Réunis à Lomé, les acteurs africains engagés dans la recherche de la paix en République démocratique du Congo ont acté un tournant majeur : la reconnaissance de la médiation conduite par le Togo comme cadre central et fédérateur du processus de règlement de la crise dans l’Est de la RDC et la région des Grands Lacs.
La réunion de haut niveau sur la cohérence et la consolidation du processus de paix s’est achevée sur un consensus autour de l’alignement des différentes initiatives africaines sur la médiation pilotée par Lomé. Les participants, parmi lesquels d’anciens chefs d’État et des experts de l’Union africaine, ont également décidé d’harmoniser la compréhension du processus unifié de médiation à l’échelle du continent.

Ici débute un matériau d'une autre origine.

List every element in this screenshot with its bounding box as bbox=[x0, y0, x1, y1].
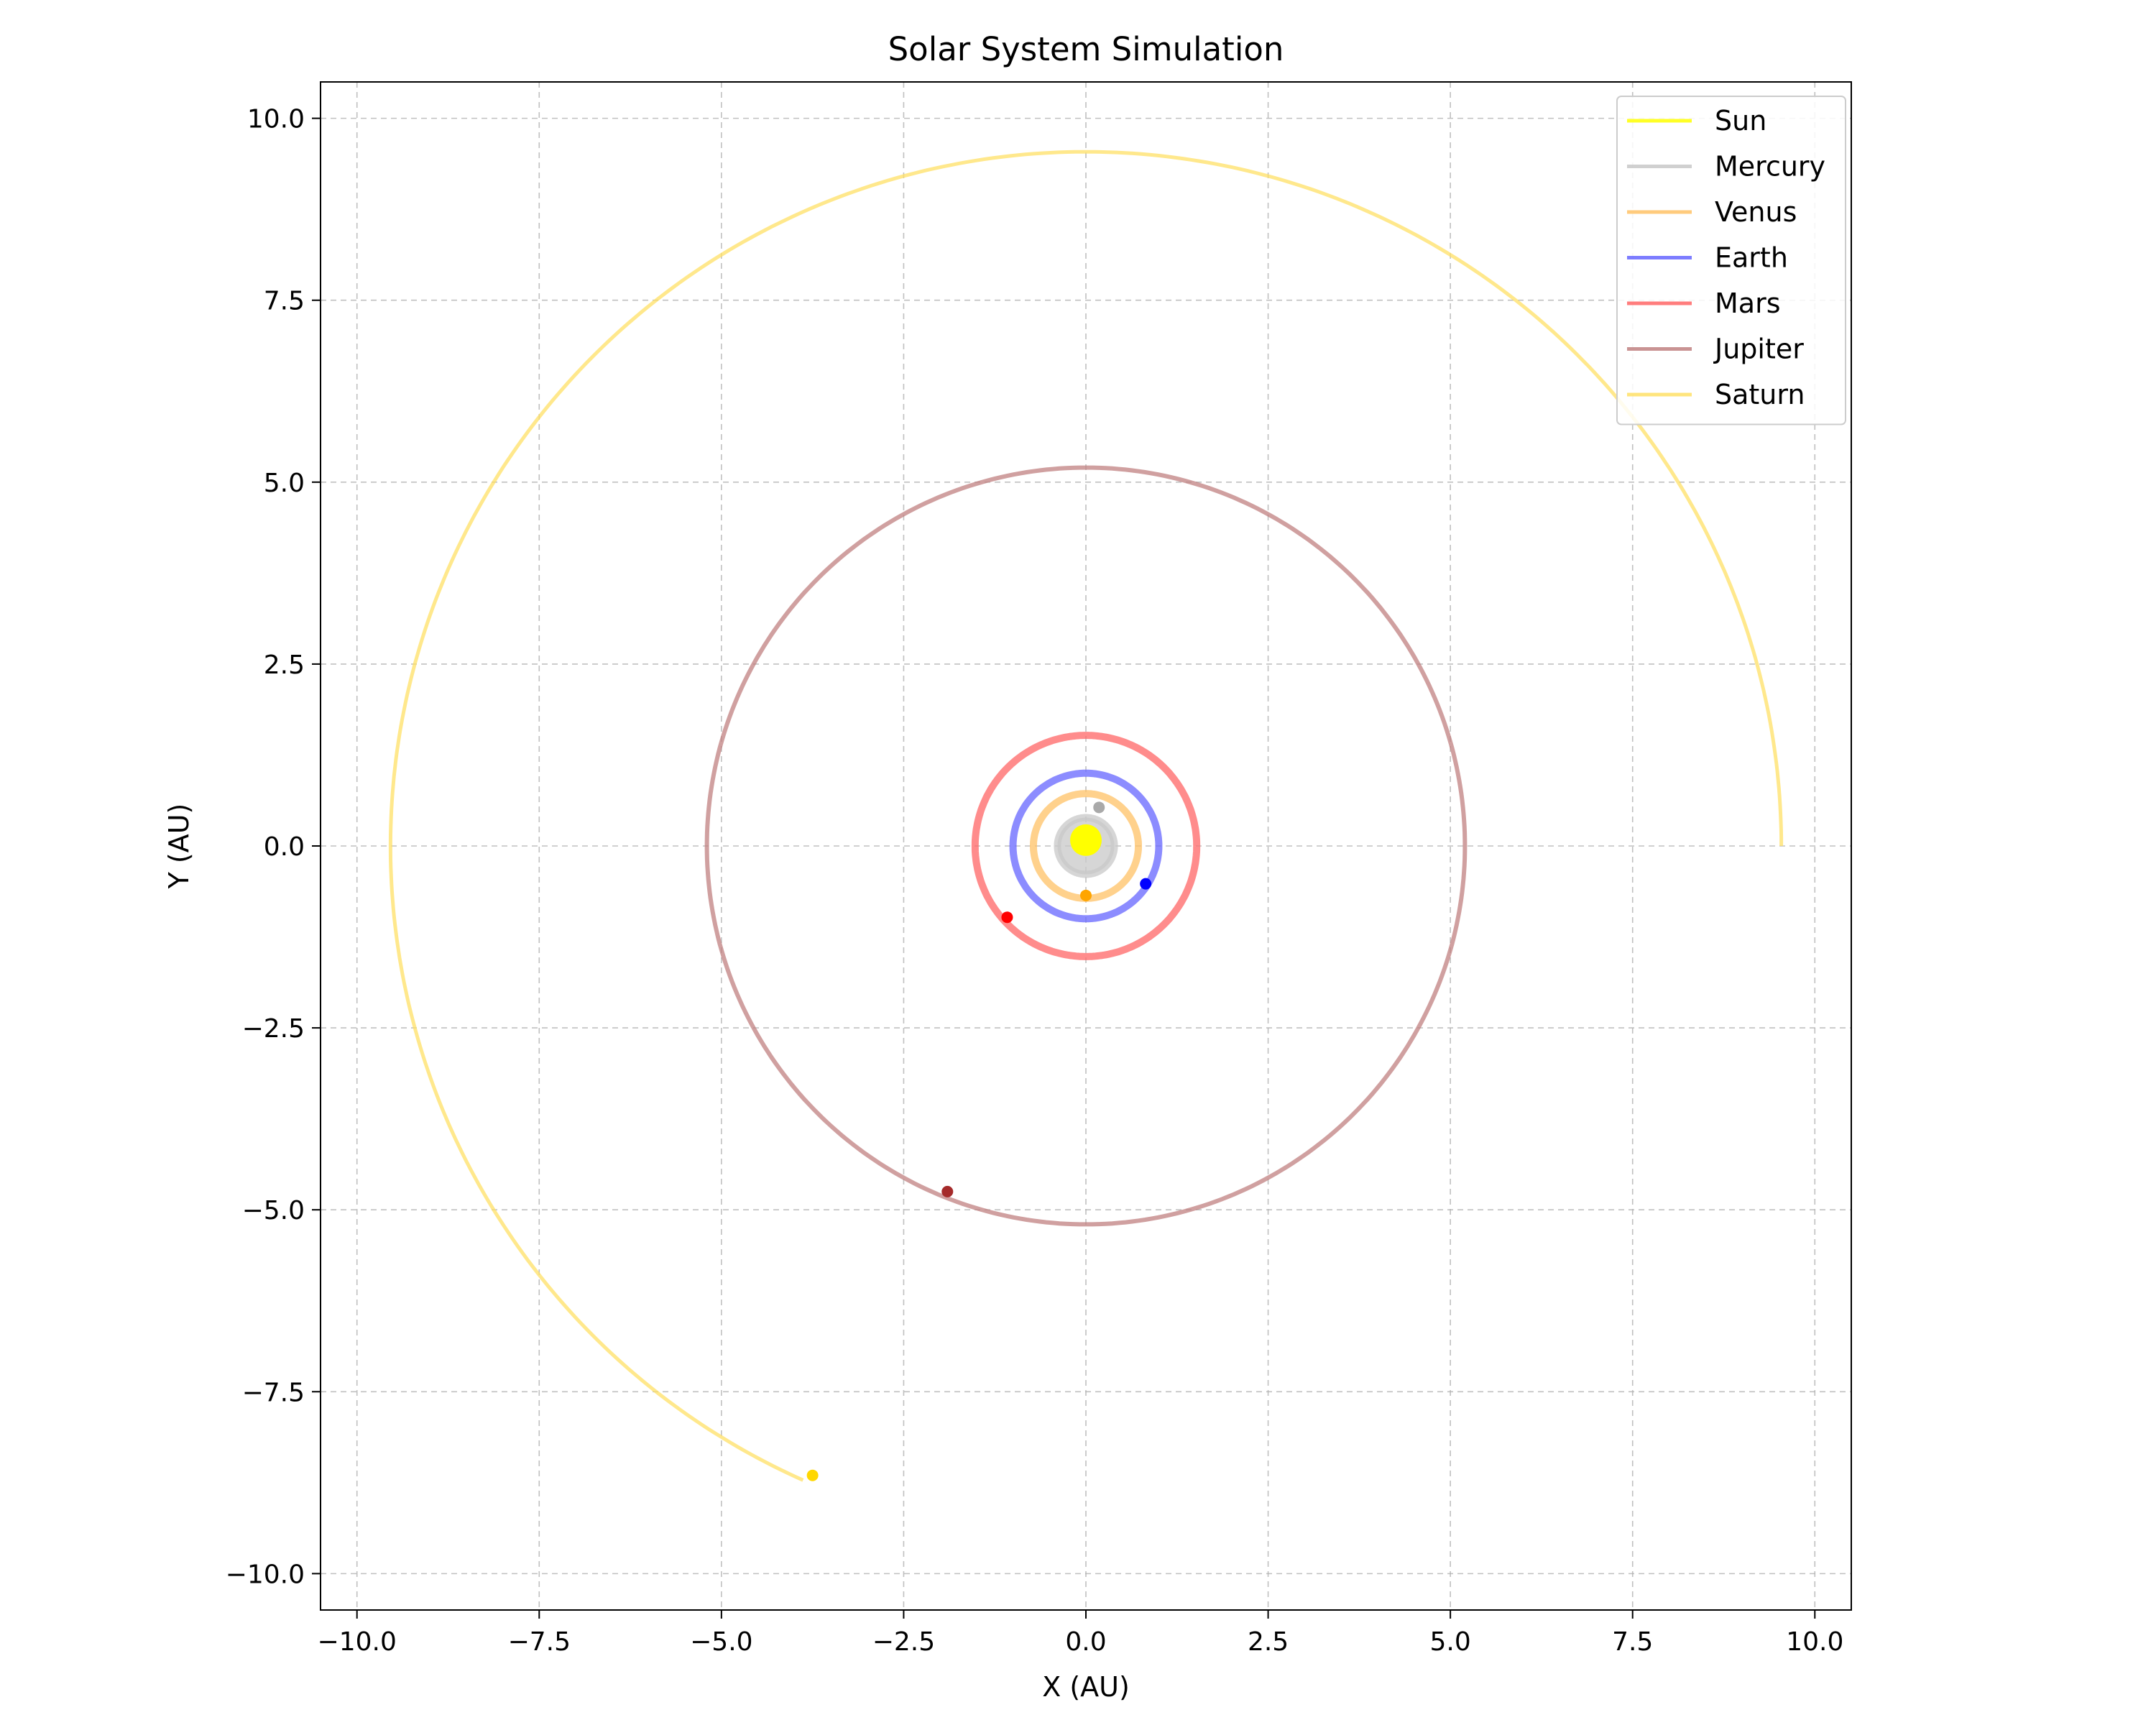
x-tick-label: 10.0 bbox=[1786, 1627, 1843, 1657]
x-tick-label: 7.5 bbox=[1612, 1627, 1653, 1657]
orbit-jupiter bbox=[704, 465, 1468, 1227]
orbit-saturn bbox=[388, 150, 1784, 1482]
y-tick-label: −7.5 bbox=[242, 1378, 305, 1407]
y-tick-label: 10.0 bbox=[247, 105, 305, 134]
legend-label-sun: Sun bbox=[1715, 105, 1766, 137]
axis-ticks: −10.0 −7.5 −5.0 −2.5 0.0 2.5 5.0 7.5 10.0 −10.0 −7… bbox=[226, 105, 1844, 1657]
orbit-mars bbox=[971, 732, 1201, 960]
marker-sun bbox=[1070, 824, 1102, 856]
legend-label-venus: Venus bbox=[1715, 196, 1797, 228]
marker-mars bbox=[1001, 911, 1013, 924]
y-tick-label: −5.0 bbox=[242, 1196, 305, 1225]
legend-label-saturn: Saturn bbox=[1715, 379, 1805, 410]
marker-saturn bbox=[806, 1469, 819, 1481]
legend-label-earth: Earth bbox=[1715, 242, 1788, 274]
orbit-venus bbox=[1030, 790, 1142, 902]
x-tick-label: −5.0 bbox=[690, 1627, 752, 1657]
orbit-paths bbox=[388, 150, 1784, 1482]
marker-jupiter bbox=[941, 1185, 954, 1197]
x-tick-label: −7.5 bbox=[508, 1627, 571, 1657]
chart-title: Solar System Simulation bbox=[888, 30, 1284, 68]
planet-markers bbox=[806, 801, 1152, 1481]
y-axis-label: Y (AU) bbox=[163, 804, 195, 890]
y-tick-label: 5.0 bbox=[264, 469, 305, 498]
y-tick-label: −2.5 bbox=[242, 1014, 305, 1044]
legend-box bbox=[1616, 96, 1846, 426]
legend-label-jupiter: Jupiter bbox=[1713, 334, 1804, 365]
x-tick-label: 5.0 bbox=[1430, 1627, 1471, 1657]
x-tick-label: −2.5 bbox=[872, 1627, 935, 1657]
x-tick-label: 0.0 bbox=[1065, 1627, 1106, 1657]
marker-earth bbox=[1140, 878, 1152, 890]
x-tick-label: 2.5 bbox=[1248, 1627, 1289, 1657]
y-tick-label: −10.0 bbox=[226, 1560, 305, 1589]
grid-lines bbox=[321, 82, 1851, 1610]
y-tick-label: 7.5 bbox=[264, 287, 305, 316]
y-tick-label: 0.0 bbox=[264, 832, 305, 862]
legend: Sun Mercury Venus Earth Mars Jupiter Saturn bbox=[1616, 96, 1846, 426]
marker-venus bbox=[1080, 889, 1092, 901]
x-axis-label: X (AU) bbox=[1042, 1671, 1130, 1703]
orbit-earth bbox=[1009, 769, 1163, 923]
legend-label-mercury: Mercury bbox=[1715, 151, 1825, 183]
marker-mercury bbox=[1093, 801, 1105, 814]
legend-label-mars: Mars bbox=[1715, 288, 1781, 319]
x-tick-label: −10.0 bbox=[318, 1627, 397, 1657]
y-tick-label: 2.5 bbox=[264, 650, 305, 680]
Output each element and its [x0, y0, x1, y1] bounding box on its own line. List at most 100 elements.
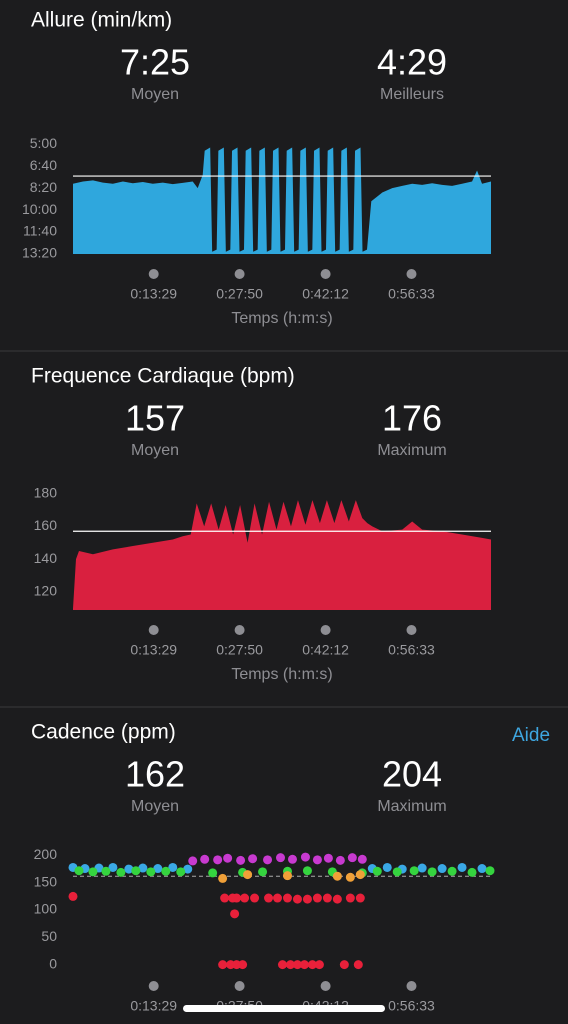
point [292, 960, 302, 970]
point [287, 854, 297, 864]
point [372, 866, 382, 876]
y-tick-label: 200 [34, 846, 58, 862]
point [339, 960, 349, 970]
x-axis-title: Temps (h:m:s) [231, 666, 332, 683]
point [208, 868, 218, 878]
point [299, 960, 309, 970]
x-tick-dot [406, 269, 417, 279]
point [437, 864, 447, 874]
stat-value: 4:29 [377, 42, 447, 83]
point [355, 893, 365, 903]
point [223, 853, 233, 863]
y-tick-label: 6:40 [30, 157, 57, 173]
x-tick-label: 0:56:33 [388, 286, 435, 302]
point [88, 867, 98, 877]
point [300, 852, 310, 862]
x-tick-dot [320, 625, 331, 635]
x-tick-dot [234, 981, 245, 991]
point [282, 893, 292, 903]
x-tick-label: 0:42:12 [302, 286, 349, 302]
help-link[interactable]: Aide [512, 725, 550, 746]
stat-label: Moyen [131, 442, 179, 459]
y-tick-label: 8:20 [30, 179, 57, 195]
x-tick-label: 0:56:33 [388, 642, 435, 658]
y-tick-label: 0 [49, 955, 57, 971]
point [168, 862, 178, 872]
point [292, 894, 302, 904]
point [302, 866, 312, 876]
section-title: Frequence Cardiaque (bpm) [31, 365, 295, 388]
point [322, 893, 332, 903]
x-tick-dot [320, 269, 331, 279]
point [238, 960, 248, 970]
stat-label: Maximum [377, 798, 446, 815]
stat-value: 157 [125, 398, 185, 439]
point [108, 862, 118, 872]
x-tick-label: 0:13:29 [130, 642, 177, 658]
point [230, 909, 240, 919]
point [457, 862, 467, 872]
point [417, 863, 427, 873]
y-tick-label: 180 [34, 484, 58, 500]
point [176, 867, 186, 877]
y-tick-label: 120 [34, 583, 58, 599]
point [138, 863, 148, 873]
point [447, 866, 457, 876]
point [146, 867, 156, 877]
point [345, 893, 355, 903]
section-title: Cadence (ppm) [31, 721, 176, 744]
point [355, 870, 365, 880]
x-tick-label: 0:42:12 [302, 642, 349, 658]
stat-label: Maximum [377, 442, 446, 459]
point [477, 864, 487, 874]
x-tick-label: 0:27:50 [216, 642, 263, 658]
y-tick-label: 10:00 [22, 201, 57, 217]
point [382, 862, 392, 872]
point [213, 855, 223, 865]
x-tick-label: 0:13:29 [130, 286, 177, 302]
x-tick-label: 0:56:33 [388, 998, 435, 1014]
point [345, 872, 355, 882]
point [307, 960, 317, 970]
content: Allure (min/km) 7:25 Moyen 4:29 Meilleurs 5:0… [22, 9, 495, 1014]
point [357, 854, 367, 864]
point [485, 866, 495, 876]
y-tick-label: 13:20 [22, 245, 57, 261]
x-tick-label: 0:27:50 [216, 286, 263, 302]
point [188, 856, 198, 866]
x-tick-dot [148, 625, 159, 635]
section-title: Allure (min/km) [31, 9, 172, 32]
x-tick-dot [406, 625, 417, 635]
stat-label: Moyen [131, 86, 179, 103]
point [218, 960, 228, 970]
area [73, 147, 491, 254]
y-tick-label: 150 [34, 873, 58, 889]
home-indicator [183, 1005, 385, 1012]
point [232, 893, 242, 903]
point [248, 854, 258, 864]
stat-value: 162 [125, 754, 185, 795]
point [335, 855, 345, 865]
x-tick-dot [320, 981, 331, 991]
point [312, 893, 322, 903]
point [277, 960, 287, 970]
x-axis-title: Temps (h:m:s) [231, 310, 332, 327]
y-tick-label: 5:00 [30, 135, 57, 151]
point [200, 854, 210, 864]
point [347, 853, 357, 863]
x-tick-dot [406, 981, 417, 991]
point [427, 867, 437, 877]
area [73, 500, 491, 610]
point [273, 893, 283, 903]
point [101, 866, 111, 876]
point [116, 867, 126, 877]
y-tick-label: 160 [34, 517, 58, 533]
point [409, 866, 419, 876]
point [240, 893, 250, 903]
stat-label: Moyen [131, 798, 179, 815]
stat-value: 204 [382, 754, 442, 795]
point [250, 893, 260, 903]
x-tick-dot [234, 269, 245, 279]
point [220, 893, 230, 903]
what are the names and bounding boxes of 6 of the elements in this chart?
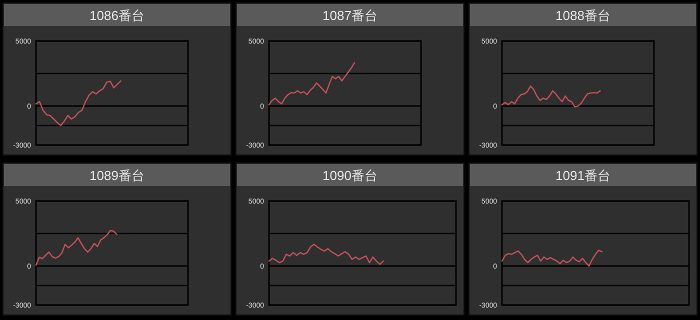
chart-title: 1090番台 bbox=[322, 168, 378, 183]
chart-title: 1089番台 bbox=[90, 168, 144, 183]
chart-title: 1087番台 bbox=[322, 8, 378, 23]
chart-title: 1088番台 bbox=[556, 8, 610, 23]
chart-title: 1091番台 bbox=[556, 168, 610, 183]
chart-title: 1086番台 bbox=[90, 8, 144, 23]
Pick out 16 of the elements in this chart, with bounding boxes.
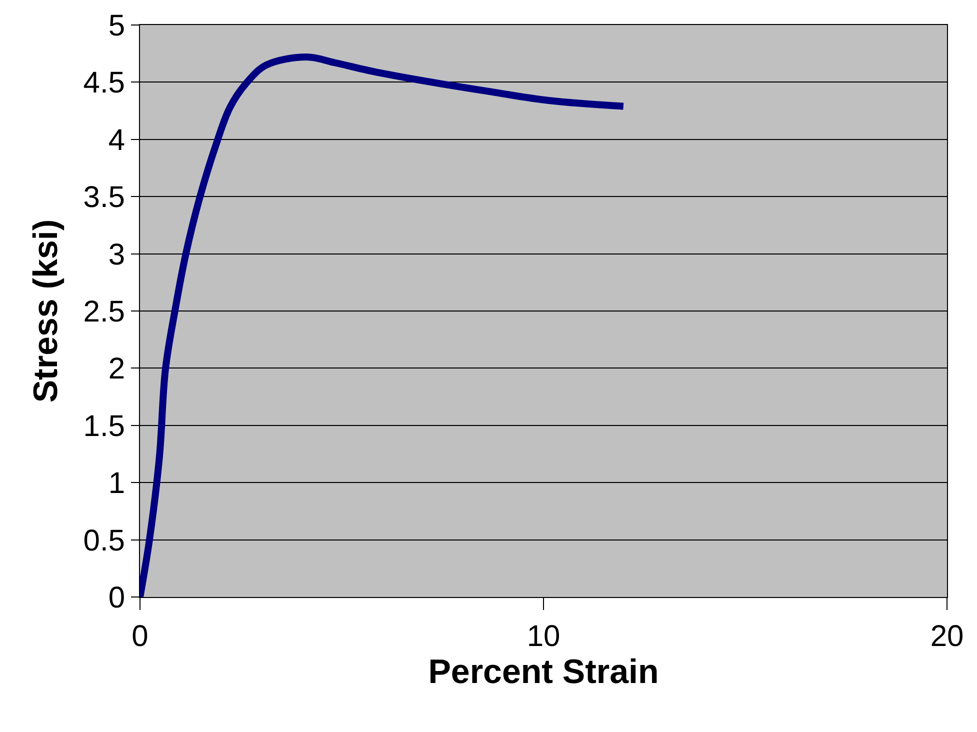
x-axis-title: Percent Strain [428, 653, 659, 691]
y-tick-label: 1.5 [83, 410, 125, 443]
y-tick-label: 1 [108, 467, 125, 500]
y-tick-label: 5 [108, 10, 125, 42]
y-tick-label: 4.5 [83, 66, 125, 100]
x-tick-label: 20 [930, 620, 964, 653]
y-tick-label: 3.5 [83, 181, 125, 214]
y-tick-label: 0.5 [83, 524, 125, 558]
x-tick-label: 10 [526, 620, 560, 653]
x-tick-label: 0 [132, 620, 148, 653]
y-tick-label: 0 [108, 582, 125, 614]
y-tick-label: 4 [108, 124, 125, 157]
y-tick-label: 3 [108, 238, 125, 272]
y-tick-label: 2 [108, 352, 125, 386]
y-axis-title: Stress (ksi) [26, 219, 65, 403]
y-tick-label: 2.5 [83, 296, 125, 328]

Les acteurs ont validé l’architecture révisée de la médiation ainsi qu’un document-cadre fondé sur l’analyse des dynamiques actuelles du conflit. Un plan de travail a aussi été adopté pour les facilitateurs, appelés à agir comme instruments opérationnels sous la coordination du panel d’appui politique, dont le rôle central a été réaffirmé.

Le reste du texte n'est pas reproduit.